Google, Yahoo and six of the nation's largest ad networks have committed to a set of best practices aimed at stopping online piracy and counterfeiting by cutting off the flow of ad revenue to rogue sites.
Broad adoption of the guidelines comes one month after the White House released its strategic plan on intellectual property enforcement and renewed a push for private industry to take voluntary actions to reduce online infringement.
Besides Google and Yahoo, the ad network owners that agreed to adopt the best practices include 24/7 Media, Adtegrity, AOL, Condé Nast, Microsoft and SpotXchange.

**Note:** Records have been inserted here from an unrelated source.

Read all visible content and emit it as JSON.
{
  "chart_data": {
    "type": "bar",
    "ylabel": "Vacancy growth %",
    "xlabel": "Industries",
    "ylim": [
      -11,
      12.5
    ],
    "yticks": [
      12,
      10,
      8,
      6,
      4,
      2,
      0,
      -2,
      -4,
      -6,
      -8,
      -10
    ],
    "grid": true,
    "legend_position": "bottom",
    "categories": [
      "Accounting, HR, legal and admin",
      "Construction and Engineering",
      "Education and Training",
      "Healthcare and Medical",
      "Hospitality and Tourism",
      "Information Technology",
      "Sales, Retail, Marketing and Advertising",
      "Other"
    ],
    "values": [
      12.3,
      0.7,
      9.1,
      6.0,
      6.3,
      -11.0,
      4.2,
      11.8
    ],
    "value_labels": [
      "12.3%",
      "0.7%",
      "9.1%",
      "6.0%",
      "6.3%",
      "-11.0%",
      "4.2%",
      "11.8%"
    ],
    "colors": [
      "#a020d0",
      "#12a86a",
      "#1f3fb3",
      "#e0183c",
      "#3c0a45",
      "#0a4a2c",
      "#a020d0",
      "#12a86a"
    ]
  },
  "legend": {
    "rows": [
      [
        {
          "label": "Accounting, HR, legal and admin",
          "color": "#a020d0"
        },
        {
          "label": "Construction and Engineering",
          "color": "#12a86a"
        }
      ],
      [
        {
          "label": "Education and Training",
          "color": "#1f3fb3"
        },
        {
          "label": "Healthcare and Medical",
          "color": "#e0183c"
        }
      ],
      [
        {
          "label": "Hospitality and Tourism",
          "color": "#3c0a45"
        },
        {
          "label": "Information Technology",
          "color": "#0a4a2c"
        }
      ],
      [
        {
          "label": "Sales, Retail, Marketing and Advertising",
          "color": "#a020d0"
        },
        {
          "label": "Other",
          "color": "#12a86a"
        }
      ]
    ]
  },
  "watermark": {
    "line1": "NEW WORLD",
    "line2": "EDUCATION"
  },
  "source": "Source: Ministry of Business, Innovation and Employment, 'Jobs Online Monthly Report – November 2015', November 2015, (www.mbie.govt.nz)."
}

"We believe that this is a positive step and that such efforts can have a significant impact on reducing online piracy and counterfeiting," Victoria Espinel, the U.S. intellectual property enforcement coordinator, said in a statement. "We also encourage other participants in the online advertising space to consider adopting voluntary initiatives that protect ad networks, publishers, advertisers, creators, rightsholders, and above all, consumers."
The best practices adopted by the eight companies build on the framework of the Interactive Advertising Bureau's quality assurance guidelines. As part of the code, the companies have agreed to adopt policies prohibiting websites that are principally dedicated to selling counterfeit goods or engaging in copyright piracy from using an ad network's advertising programs. They also agree to independently monitor where ads are running and establish a complaint process when rights holders find websites that are infringing on copyrights or selling counterfeit goods.
"To have the White House stamp of approval is critical as part of the evolution of the IAB quality assurance guidelines and the industry as a whole," said Randall Rothenberg, president and CEO of the IAB. "Bringing these disparate parties together at the same table, we have been able to establish guidelines that strictly protect copyrights, while allowing the digital economy to flourish."